Traição

Minha infância foi vivida entre um delicioso subúrbio do Rio de Janeiro e um "vilarejo" na cidade de Niterói, num casarão onde viviam meus avós e seus nove filhos. Era um lugar paradisíaco onde as trocas de gentilezas eram motivos de constantes alegrias. Festas de rua, quermesses na igreijinha, enfim, não poderia na minha concepção infantil existir no mundo um lugar melhor do que aquele. Não havia briga, sequer discussão  tola. Tudo era pura paz.
Ao lado de vovó, viviam D. Rita e Seu Giuseppe, que eram considerados o casal mais apaixonado da redondeza. Só saíam de mãos dadas e  trocando beijos. Era um tal de queridinho pra lá, amorzinho pra cá, que certamente causava inveja aos  outros casais, menos ardorosos.
Certo domingo, o casal vai para Cabo Frio. Lá, Giuseppe tem um enfarte fulminante. Foi uma comoção geral a morte dele. No velório toda a comunidade presente. D. Rita, inconsolada. Ele tinha apenas 37 anos e em pleno vigor.  Os dias  passaram e os irmãos de Giuseppe decidem contar a ela o caso que ele mantinha com Cláudia, a bela italiana, solteira, de 27 anos. D. Rita revoltou-se e os expulsou de casa, considerando uma afronta ao santo nome de Giuseppe.
No Dia de Finados, ela se prepara e vai levar flores ao cemitério  para prestar uma homenagem ao amado . Lá chegando vê a sepultura coberta de flores frescas e um cartão com os dizeres "Meu amor é eterno". D. Rita imediatamente liga os fatos.
Lembra que  Cláudia freqüentava  a sua casa e após a morte de Giuseppe foi espaçando as visitas até   parar de  cumprimentá-la. Ela se intrigou com essa reação, mas o que podia fazer? Junto a  isso, a  confissão dos irmãos. Por que  o fariam  se não fosse verdade?  Agora essa prova conclusiva em pleno cemitério em Dia de Finados.
Rita enche-se de revolta.
Outra tragédia abalaria o vilarejo tão acostumado a tranqüilidade. Seu Nonô, o dono do armazém ao colocar latarias nas pratelerias, despenca da escada, bate com a cabeça no chão e três dias depois falece. Mais uma tristeza infinita para aquele pessoal tão solidário.
Lembro-me nitidamente do velório. Quis acompanhar minha avó. Peguei um terço fingindo rezar. Nunca entendi essa reza de terço, mas sempre achei bonito aquelas senhoras com véu, mexendo a boca e marcando o terço com os dedos... coisa mais bonita! Minha avó não me permitiu véus.
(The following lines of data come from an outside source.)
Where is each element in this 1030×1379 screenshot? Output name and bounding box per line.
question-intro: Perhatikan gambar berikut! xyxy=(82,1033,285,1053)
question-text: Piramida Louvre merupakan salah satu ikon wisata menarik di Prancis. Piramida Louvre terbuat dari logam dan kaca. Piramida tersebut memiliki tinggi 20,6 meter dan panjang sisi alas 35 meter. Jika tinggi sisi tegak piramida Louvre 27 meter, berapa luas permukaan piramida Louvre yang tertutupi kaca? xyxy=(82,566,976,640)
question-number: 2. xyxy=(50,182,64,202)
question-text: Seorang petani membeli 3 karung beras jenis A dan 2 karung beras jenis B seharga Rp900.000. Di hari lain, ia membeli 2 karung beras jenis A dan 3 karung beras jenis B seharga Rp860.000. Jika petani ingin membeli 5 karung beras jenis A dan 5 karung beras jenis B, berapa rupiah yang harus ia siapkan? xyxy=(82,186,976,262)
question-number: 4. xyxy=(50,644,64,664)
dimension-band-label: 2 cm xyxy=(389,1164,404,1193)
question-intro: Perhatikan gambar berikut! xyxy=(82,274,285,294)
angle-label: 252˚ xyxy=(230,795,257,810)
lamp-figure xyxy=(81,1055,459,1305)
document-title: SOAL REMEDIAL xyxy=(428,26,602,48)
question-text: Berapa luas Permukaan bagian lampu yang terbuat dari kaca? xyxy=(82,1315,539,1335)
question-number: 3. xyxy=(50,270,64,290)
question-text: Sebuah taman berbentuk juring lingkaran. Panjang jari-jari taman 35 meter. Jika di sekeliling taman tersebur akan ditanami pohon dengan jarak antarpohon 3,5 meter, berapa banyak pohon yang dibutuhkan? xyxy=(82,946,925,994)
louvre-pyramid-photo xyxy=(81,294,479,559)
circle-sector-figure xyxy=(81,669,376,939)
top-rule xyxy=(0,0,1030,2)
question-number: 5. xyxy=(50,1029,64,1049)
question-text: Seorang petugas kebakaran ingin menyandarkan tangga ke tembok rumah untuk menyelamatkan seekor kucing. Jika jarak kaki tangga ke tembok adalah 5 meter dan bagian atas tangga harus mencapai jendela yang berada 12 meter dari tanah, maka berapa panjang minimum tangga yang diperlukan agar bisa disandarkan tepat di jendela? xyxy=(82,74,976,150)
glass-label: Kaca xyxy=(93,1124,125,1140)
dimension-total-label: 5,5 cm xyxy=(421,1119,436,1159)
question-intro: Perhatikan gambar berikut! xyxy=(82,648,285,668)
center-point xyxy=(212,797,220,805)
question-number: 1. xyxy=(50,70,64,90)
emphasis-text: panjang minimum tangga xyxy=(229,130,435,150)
Certa hora, D. Rita se levanta, vai até ao caixão e fala com o defunto. Na minha inocência perguntei a ela o que disse a ele. Ela respondeu para que todos ouvissem: "Falei para Nonô dar um recado a Giuseppe. Dizer a ele que descobri sua traição e que me espere, pois quando eu chegar lá, vou dar uma boa surra nele."
Fiquei abobada. Não sabia sobre esse intercâmbio. Eles levavam recados? A gente podia fazer isso? Fiquei animada. Minha avó pediu que eu me calasse pois ali era local de respeito.
Fiquei pensando... minha avó já se foi. Certamente contou tudo a Giuseppe e com sua sabedoria, já deu as dicas para amaciar Rita quando ela chegar.
No dia do jogo Brasil- Inglaterra fui ao casarão visitar minhas tias. Vi Cláudia na varanda fazendo crochê. Ainda bela, nos seus setenta e poucos anos. Mulher insinuante, lembro bem. Ainda conserva aquele ar sensual por incrível que pareça.
Estou intrigada. E se Cláudia chega antes de Rita?
Não vai haver guardião celestial que segure essa  história! Ou será que lá a gente pode ter quantos companheiros quiser?